Kakar is former spokeswoman of the Electoral Complaints Commission and worked as a deputy of a political party. She is a well-known figure in the field of civil activism and the defense of human rights in Afghanistan.
In a conservative and traditional society like Afghanistan, it is not easy for a woman to appear in public and raise her voice against oppression, social inequality and women rights but despite all the obstacles, Kakar has been taking steps bravely. She has organised and attended many marches and demonstrations on promoting human rights.
“Along with demonstrations and marches, we also held some protest acts against human rights violations.” She added: “For example, in 2018, when the security situation in Ghazni province was very bad, the dead bodies had fallen on the roads. My other friends and I covered ourselves with a shroud and sat on a road in Kabul to protest about the security situation in Ghazni province.”
Kakar is also co-founder of the Afghan National Consensus Foundation, which helps displaced families in Kabul as well as in the treatment of drug addicts.
As a high profile figure in the media who had frequently spoken out against the Taliban’s politics and ideology, Kakar knew that she couldn’t stay in Afghanistan under their rule.
“I used to be threatened by the Taliban several times, and I was repeatedly informed by the Afghan intelligence force that my name is on the list of those who were targeted by the Taliban.”
After the Taliban took over Kabul, a woman from Costa Rica contacted Kakar on Instagram and offered to help her leave the country.
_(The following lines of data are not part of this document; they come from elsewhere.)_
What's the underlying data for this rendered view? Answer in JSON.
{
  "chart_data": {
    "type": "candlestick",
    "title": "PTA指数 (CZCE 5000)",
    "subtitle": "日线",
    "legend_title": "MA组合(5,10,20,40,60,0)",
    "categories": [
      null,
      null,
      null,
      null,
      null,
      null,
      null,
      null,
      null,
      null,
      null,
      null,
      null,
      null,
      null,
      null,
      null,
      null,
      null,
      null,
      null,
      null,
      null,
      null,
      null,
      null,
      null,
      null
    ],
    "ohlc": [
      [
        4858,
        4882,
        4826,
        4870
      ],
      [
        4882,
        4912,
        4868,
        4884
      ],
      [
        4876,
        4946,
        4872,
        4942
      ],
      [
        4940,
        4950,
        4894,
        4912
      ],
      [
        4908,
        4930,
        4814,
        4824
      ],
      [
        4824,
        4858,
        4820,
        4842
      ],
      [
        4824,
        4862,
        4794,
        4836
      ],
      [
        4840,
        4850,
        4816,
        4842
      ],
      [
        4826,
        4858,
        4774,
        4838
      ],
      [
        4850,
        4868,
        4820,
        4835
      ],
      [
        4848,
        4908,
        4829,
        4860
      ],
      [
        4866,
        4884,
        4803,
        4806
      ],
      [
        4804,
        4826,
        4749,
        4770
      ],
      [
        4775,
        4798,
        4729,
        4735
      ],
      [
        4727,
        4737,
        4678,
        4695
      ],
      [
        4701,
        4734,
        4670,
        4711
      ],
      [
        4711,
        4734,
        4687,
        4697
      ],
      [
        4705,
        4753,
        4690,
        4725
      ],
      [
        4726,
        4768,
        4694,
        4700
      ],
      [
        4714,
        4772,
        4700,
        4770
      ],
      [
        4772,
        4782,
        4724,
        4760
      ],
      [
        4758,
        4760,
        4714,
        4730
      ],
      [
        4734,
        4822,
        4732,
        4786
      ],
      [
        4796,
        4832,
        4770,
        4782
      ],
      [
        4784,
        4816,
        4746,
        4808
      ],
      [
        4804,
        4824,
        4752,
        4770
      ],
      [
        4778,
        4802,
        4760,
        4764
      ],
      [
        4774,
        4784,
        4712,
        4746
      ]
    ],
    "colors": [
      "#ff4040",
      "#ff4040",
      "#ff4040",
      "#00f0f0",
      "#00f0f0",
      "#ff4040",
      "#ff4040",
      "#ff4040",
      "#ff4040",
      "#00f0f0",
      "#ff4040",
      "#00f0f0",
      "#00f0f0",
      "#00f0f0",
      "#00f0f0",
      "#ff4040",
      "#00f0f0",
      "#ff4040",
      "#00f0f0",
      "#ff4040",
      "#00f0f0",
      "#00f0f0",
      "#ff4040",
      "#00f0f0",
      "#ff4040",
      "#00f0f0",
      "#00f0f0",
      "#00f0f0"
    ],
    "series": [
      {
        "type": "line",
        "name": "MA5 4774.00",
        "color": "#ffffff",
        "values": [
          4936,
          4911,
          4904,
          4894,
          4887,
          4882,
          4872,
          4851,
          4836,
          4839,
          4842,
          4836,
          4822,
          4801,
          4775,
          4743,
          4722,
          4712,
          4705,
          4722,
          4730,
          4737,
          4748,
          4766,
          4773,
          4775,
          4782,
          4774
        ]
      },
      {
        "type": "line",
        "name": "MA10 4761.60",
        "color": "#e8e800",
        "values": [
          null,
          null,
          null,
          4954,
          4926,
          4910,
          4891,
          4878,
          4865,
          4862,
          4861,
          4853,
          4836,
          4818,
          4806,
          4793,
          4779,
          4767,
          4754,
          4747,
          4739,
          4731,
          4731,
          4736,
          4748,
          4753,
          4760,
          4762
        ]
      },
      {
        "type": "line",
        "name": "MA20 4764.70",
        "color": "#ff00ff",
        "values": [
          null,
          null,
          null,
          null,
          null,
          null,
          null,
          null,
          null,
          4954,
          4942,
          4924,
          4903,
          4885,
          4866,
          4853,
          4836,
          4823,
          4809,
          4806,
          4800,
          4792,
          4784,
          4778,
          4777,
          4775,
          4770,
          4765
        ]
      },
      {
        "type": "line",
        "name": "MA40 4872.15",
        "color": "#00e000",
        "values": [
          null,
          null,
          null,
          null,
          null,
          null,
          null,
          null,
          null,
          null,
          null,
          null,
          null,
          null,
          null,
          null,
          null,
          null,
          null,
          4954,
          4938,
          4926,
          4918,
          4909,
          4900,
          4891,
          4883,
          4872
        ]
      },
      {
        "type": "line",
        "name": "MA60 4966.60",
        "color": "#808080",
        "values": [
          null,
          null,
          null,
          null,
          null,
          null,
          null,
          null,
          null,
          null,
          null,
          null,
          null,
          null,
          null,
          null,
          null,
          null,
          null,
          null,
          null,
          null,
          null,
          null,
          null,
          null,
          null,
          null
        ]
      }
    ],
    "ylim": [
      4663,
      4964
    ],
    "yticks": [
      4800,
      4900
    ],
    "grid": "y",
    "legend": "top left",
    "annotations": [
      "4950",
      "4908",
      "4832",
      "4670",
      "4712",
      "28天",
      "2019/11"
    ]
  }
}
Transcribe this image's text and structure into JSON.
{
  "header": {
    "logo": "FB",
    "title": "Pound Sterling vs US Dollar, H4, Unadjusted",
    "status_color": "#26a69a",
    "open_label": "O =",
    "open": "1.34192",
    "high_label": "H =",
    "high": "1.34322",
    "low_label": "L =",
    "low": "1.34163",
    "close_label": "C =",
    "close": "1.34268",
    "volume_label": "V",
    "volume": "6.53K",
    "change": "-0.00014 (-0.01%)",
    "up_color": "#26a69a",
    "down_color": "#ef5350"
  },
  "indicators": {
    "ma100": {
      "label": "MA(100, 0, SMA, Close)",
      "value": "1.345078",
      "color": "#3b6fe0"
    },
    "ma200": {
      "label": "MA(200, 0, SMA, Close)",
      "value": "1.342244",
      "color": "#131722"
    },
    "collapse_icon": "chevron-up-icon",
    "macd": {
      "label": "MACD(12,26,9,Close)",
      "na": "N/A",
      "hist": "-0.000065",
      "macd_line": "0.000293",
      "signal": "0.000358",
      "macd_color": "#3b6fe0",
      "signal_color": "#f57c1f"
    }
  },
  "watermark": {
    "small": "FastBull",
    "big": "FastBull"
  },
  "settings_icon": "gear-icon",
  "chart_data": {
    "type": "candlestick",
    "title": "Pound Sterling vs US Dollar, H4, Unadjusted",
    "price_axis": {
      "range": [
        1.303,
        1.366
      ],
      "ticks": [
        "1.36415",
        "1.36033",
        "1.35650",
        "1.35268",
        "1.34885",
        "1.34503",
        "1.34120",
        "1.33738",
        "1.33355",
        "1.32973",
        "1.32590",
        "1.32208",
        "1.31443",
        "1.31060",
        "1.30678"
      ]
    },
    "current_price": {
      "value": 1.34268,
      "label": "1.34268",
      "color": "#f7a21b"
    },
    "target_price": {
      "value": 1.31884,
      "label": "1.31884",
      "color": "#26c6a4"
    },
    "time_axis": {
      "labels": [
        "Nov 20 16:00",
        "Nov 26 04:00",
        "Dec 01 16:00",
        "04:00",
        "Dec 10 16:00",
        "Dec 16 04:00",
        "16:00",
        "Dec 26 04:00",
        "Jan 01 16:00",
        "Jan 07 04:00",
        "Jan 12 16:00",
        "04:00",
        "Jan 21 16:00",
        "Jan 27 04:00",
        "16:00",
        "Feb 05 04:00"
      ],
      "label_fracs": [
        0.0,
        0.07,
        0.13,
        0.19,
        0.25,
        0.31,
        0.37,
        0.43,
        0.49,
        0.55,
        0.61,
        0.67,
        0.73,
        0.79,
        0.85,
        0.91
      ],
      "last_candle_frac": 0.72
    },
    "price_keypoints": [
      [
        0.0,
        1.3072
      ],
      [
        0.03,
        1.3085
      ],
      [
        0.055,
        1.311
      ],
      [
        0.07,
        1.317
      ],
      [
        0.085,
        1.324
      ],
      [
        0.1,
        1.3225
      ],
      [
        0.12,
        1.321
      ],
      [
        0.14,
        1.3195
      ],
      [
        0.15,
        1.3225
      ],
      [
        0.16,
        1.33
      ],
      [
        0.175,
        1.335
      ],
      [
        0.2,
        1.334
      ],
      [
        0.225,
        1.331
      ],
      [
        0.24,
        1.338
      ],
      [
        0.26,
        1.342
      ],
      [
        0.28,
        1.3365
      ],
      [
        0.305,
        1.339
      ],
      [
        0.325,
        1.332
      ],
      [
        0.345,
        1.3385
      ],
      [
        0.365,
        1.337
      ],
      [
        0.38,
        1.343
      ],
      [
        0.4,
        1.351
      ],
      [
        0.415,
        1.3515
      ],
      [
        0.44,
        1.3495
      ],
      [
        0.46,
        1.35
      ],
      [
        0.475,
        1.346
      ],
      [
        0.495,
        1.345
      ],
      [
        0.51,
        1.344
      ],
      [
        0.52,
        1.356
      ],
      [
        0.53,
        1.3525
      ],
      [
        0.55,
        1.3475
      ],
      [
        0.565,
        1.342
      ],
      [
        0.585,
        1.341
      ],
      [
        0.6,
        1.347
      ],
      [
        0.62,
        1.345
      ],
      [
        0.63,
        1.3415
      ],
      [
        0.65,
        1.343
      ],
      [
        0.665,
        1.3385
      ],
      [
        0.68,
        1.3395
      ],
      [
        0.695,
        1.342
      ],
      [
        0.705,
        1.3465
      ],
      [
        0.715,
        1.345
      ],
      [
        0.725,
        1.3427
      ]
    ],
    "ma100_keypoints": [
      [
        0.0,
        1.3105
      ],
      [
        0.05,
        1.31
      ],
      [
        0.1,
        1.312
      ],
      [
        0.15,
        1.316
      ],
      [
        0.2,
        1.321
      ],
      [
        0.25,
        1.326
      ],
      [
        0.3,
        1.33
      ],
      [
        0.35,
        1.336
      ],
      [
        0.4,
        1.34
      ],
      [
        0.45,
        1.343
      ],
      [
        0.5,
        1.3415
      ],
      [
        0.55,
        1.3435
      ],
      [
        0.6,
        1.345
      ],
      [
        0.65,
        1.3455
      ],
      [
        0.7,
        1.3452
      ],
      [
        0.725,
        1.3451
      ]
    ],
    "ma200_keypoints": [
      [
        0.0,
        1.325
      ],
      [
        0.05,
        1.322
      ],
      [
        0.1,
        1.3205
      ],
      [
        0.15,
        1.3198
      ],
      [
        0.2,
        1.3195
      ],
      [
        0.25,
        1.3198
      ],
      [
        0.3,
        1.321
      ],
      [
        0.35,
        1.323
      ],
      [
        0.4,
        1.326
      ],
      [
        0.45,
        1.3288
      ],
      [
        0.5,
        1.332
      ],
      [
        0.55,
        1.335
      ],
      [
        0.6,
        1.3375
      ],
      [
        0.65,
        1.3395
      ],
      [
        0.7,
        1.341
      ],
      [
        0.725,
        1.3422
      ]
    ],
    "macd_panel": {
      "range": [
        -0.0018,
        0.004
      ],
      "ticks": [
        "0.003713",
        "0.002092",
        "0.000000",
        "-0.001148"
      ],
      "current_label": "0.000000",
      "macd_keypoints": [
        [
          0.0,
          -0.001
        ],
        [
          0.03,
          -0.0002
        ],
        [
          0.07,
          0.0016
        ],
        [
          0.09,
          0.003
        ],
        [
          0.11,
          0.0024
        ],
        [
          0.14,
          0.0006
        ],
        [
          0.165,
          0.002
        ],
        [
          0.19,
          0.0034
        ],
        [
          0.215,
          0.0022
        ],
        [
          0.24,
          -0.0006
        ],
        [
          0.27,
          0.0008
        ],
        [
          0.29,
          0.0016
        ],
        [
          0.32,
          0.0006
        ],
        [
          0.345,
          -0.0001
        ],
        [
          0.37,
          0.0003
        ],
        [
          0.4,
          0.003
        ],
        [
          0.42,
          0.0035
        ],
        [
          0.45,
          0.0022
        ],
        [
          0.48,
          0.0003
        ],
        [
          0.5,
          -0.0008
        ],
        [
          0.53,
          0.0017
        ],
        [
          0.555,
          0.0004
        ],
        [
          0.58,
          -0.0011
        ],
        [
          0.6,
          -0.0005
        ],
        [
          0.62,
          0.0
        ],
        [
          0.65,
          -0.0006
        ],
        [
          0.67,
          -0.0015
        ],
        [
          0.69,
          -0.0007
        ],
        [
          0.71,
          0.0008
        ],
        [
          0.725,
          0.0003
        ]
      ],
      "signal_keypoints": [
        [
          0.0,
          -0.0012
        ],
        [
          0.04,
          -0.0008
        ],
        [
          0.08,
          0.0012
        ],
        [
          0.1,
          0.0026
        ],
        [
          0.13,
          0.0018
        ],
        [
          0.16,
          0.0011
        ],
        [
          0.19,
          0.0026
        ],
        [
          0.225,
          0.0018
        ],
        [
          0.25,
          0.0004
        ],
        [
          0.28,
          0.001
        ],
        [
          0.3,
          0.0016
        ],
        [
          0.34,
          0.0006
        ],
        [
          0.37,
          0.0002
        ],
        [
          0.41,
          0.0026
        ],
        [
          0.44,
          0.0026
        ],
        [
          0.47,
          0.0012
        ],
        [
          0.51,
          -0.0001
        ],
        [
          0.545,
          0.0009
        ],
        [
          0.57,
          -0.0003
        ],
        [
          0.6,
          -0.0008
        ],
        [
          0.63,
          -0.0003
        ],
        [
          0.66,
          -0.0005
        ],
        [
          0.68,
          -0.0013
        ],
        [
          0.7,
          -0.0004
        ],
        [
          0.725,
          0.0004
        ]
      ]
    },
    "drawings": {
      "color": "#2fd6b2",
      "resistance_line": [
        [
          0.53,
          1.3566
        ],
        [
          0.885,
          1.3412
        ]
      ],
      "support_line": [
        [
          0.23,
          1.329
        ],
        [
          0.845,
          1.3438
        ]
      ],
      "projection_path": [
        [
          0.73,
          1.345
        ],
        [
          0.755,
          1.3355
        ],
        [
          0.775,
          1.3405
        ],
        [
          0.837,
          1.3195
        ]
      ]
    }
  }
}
This Costa Rican lady had an American contact in Kabul who helped her to get out of Kabul.
“I left, but I'm worried about all the young generation who grew up in democracy, with a lot of effort, reached the standards of modern life, but now they have to live under the Taliban regime without any freedom,” she added.
Adjusting to her new life in London as an immigrant, away from her home and her family, has been difficult.
“Sometimes I feel inferior but I have to start from zero and move on. My struggle will always be ongoing. Not only me, all Afghan women must fight against Taliban's rules and not let them wipe out 20 years of achievements.”